I present this list and their definitions to my direct reports about two weeks before we have a discussion and ask them to evaluate themselves for each skill.  In my past evaluations, I was told to rate myself from 1-5 in terms of each skill, but people are not numbers and it felt really cold and calculating to rate someone.  Also, what do numbers really mean when it comes to development and progression? So I decided to use a reflection system that felt more humane and positive.  Being a learner is not a negative, and being a teacher doesn’t mean that you are ever done.   Prior to the session, you ask your report to think about where they think they are the following spectrum:

  • Learner
  • Implementer
  • Teacher

During the feedback sessions, which take about an hour and a half, my direct reports walk me through where they place themselves, and I give my feedback on where I see them, and brainstorm stretch projects or reflection questions for as many as feel relevant.  Finally, we chat through three questions:

  • Which skills are most applicable to your work for the next quarter?
  • What feels risky right now?
  • How can you be supported in that?

The purpose of these three questions is to help my direct reports understand that they are not expected to improve across all skills by the next quarter. Rather, I want them to be strategic and intentional about their development.  I encourage them to focus on the top three skills that will help them most with their current work.  The rest can be thought through as situations come up.  The last two questions are an opportunity for me to understand where they are worried about the work, so that I can position myself to support them better.

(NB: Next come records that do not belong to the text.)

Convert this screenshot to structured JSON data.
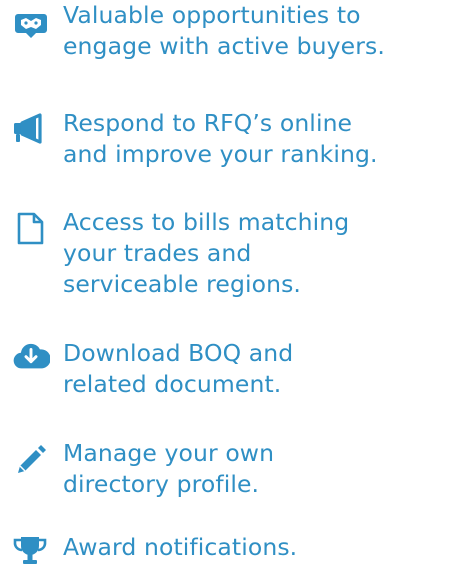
{
  "brand_color": "#2f8fc4",
  "benefits": [
    {
      "icon": "chat-handshake-icon",
      "text": "Valuable opportunities to\nengage with active buyers."
    },
    {
      "icon": "megaphone-icon",
      "text": "Respond to RFQ’s online\nand improve your ranking."
    },
    {
      "icon": "document-icon",
      "text": "Access to bills matching\nyour trades and\nserviceable regions."
    },
    {
      "icon": "cloud-download-icon",
      "text": "Download BOQ and\nrelated document."
    },
    {
      "icon": "pencil-icon",
      "text": "Manage your own\ndirectory profile."
    },
    {
      "icon": "trophy-icon",
      "text": "Award notifications."
    }
  ]
}
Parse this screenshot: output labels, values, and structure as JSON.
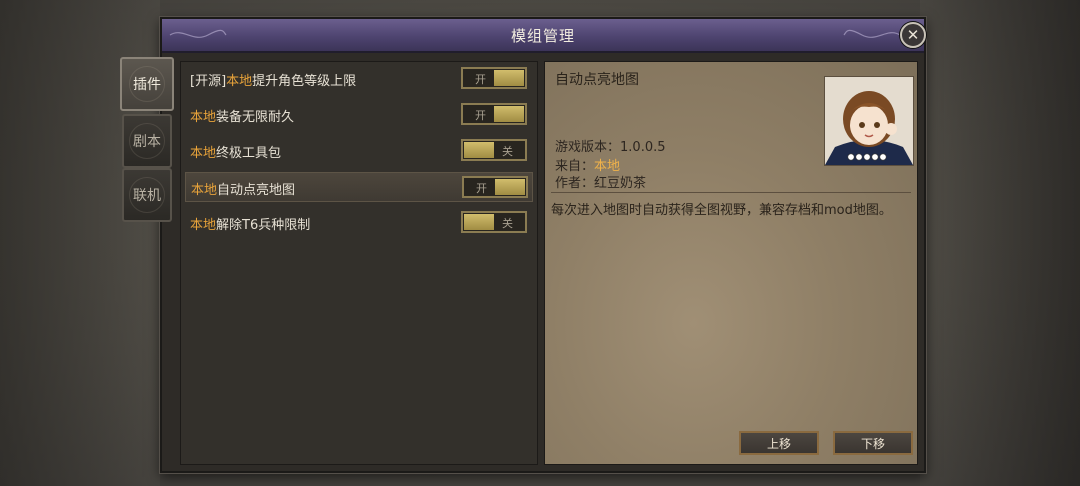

Generally, my philosophy as a manager is pretty simple.  I want my direct reports to know that I have their backs, that I care about their work, and I care about their mental wellbeing too, Finally, I don’t want to be the thing that anyone goes home and complains about.

I would love to hear your thoughts on how other managers help their direct reports set intentions around growth and development.  What’s worked and what hasn’t?  And please let me know if you apply any of the above framework.  I’d love to know how it went.